The $28 billion cost of hold-out
Recently published research by Bowman Heiden and Justus Baron is the first attempt to put a dollar figure on a very real problem
By Jake Schindler
Hold-out is an unfortunate fact of life for patent licensors. It’s an issue we have covered at Sisvel Insights before – the “deliberate frustration of FRAND negotiations by an unwilling licensee”, or, as or Head of Licensing Programmes David Muus has described it, a negotiation mentality of ‘Why don’t you make me?’.
While hold-out is an everyday reality for SEP dealmakers, much of the academic literature has treated it as a merely theoretical phenomenon. But a study recently published in the Harvard Journal of Law & Technology titled “The Economic Impact of Patent Holdout” changes that. It seeks to quantify the monetary losses to patent holders when infringers make a strategic decision to delay or refuse a licence.
The authors, Bowman Heiden and Justus Baron, find that in 2021 in the cellular SEP arena alone, patent owners lost out on royalties of between $7 billion and $28 billion due to hold-out. As that range indicates, it’s a difficult problem to pin down. But there is little doubt that hold-out strategies shortchange innovators. That is costly for society on an even deeper level.
What makes hold-out possible?
Heiden and Baron make clear that hold-out is a deliberate strategy – one that is a rational response to the prevailing legal and business norms in a certain country or market. Companies that engage in hold-out exploit “the cost and difficulty of enforcing patent rights”, they write.
Hold-out makes sense economically when remedies such as injunctions and enhanced damages are unavailable (or available only in exceptional circumstances). As challenging as litigation may be, hold-out leaves patent owners with few other options. If you do not file suit, your choices are settling for sub-FRAND rates or walking away with no royalty at all.
In the discourse, high litigation costs are often framed exclusively as a problem for patent defendants. But hold-out strategies mean that patent owners that wish to secure FRAND terms from a large implementer must often be prepared to fund extensive legal campaigns. “Most licensors do not have the means to engage in this kind of litigation,” the paper notes.
What does hold-out look like?
Hold-out is not just an outright refusal to license, but is also established, Heiden and Baron say, when an infringer demonstrates “unwillingness to license on reasonable terms”. It entails both maintaining an unreasonable bottom line in terms of the royalty to be paid and using unreasonable means to pursue those terms.
An example given of an objectively unreasonable rate is one that, if paid by all implementers to all patent owners, would provide no profit incentive for the invention of the technologies in the first place.
Objectively unjustified negotiating conduct, the authors say, includes imposing costs on the other party that will not help resolve genuine controversies between the parties. “Requesting detailed claim charts for large numbers of patents, requesting disclosure of large numbers of not directly relevant licenses, requesting disclosure of commercial information without an NDA” are all cited as examples. Behaviours intended primarily or exclusively to create a delay also fall into this category.

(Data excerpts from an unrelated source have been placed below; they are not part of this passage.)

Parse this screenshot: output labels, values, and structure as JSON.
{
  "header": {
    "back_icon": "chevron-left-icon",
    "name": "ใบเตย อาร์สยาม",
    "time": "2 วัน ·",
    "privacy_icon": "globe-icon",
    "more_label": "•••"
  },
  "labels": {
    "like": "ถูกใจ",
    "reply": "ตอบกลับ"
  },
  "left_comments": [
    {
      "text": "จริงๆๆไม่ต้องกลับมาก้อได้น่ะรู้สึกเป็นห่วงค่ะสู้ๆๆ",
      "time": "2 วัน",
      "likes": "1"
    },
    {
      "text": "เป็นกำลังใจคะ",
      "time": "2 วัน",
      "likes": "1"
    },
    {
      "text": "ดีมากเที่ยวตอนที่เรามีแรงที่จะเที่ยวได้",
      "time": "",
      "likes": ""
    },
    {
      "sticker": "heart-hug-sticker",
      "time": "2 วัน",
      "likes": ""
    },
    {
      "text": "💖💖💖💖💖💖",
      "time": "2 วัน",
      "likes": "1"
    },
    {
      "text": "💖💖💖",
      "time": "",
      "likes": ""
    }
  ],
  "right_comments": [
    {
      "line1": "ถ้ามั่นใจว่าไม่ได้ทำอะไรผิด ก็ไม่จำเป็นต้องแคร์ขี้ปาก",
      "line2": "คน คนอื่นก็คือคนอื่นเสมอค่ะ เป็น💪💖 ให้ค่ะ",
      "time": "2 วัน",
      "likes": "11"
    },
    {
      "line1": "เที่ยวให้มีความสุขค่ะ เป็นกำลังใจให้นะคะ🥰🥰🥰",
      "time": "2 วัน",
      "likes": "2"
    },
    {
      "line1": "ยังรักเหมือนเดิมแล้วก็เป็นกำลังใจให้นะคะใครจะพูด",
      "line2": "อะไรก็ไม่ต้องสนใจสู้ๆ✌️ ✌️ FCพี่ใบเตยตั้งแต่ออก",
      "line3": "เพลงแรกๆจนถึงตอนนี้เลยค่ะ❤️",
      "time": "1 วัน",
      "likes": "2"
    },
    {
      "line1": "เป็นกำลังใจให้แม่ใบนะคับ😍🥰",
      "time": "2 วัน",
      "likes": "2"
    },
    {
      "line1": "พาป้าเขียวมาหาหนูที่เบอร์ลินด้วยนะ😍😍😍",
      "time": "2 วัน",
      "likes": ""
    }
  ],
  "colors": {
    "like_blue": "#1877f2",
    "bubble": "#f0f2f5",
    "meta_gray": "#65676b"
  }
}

Here are some of the tactics that Sisvel’s Muus has previously identified among the most common tools of hold-out:
Ignoring notice letters and other communications (for months or years).
Saying that you are willing to take a FRAND licence for individual patents if essentiality and validity are confirmed by a court.
Ceaseless, drawn-out information requests and endless NDA “negotiations”.
Claiming not to understand licence offers.
Denying access to information on sales that would enable royalty discussions.
Making ridiculous counter offers (we have seen offers which turned out to be more than 350 times lower than what a court found reasonable) or not making any at all.
Refusing offers of a global licence, despite having global sales and supply chains.
Pointing negotiations towards suppliers that are, in turn, lukewarm on engaging.
Estimating the financial impact
The study posits three main ways in which hold-out costs patent owners money: some licence deals are never done; some large licensees are able to extract huge concessions; and transaction costs are driven up.
Available information on cellular SEP royalties, the authors say, provides evidence of systematic patent holdout. They point to several studies that have measured the aggregate royalty yield in the mobile phone market – total royalty receipts as a percentage of total device sales. The findings were between 2.8% and 3.5%. Courts in the US and the UK, meanwhile, have used figures anywhere between 5% and 10% for their expected aggregate royalty rate for cellular SEPs.
The gap between expected and actual royalties, applied to the $455 billion earned globally in mobile phone sales in 2021, yields the estimated losses from hold-out: from $7 billion to $28 billion per year.
The true cost is even higher
Of course, this figure is narrowly focused on cellular SEPs and mobile phones. There are many other areas where Sisvel operates – IoT, Wi-Fi, audio/video coding – in which we see the same strategies of hold-out.
What’s more, while the focus of the paper is on financial loss to patent owners, the impact is in fact felt more widely. Companies that hold out damage fair competition by putting royalty-paying competitors at a disadvantage. Consumers lose out when the market is distorted in this way. Society is harmed when incentives for R&D activity break down.
Jake Schindler is Senior Content & Communications Manager at Sisvel.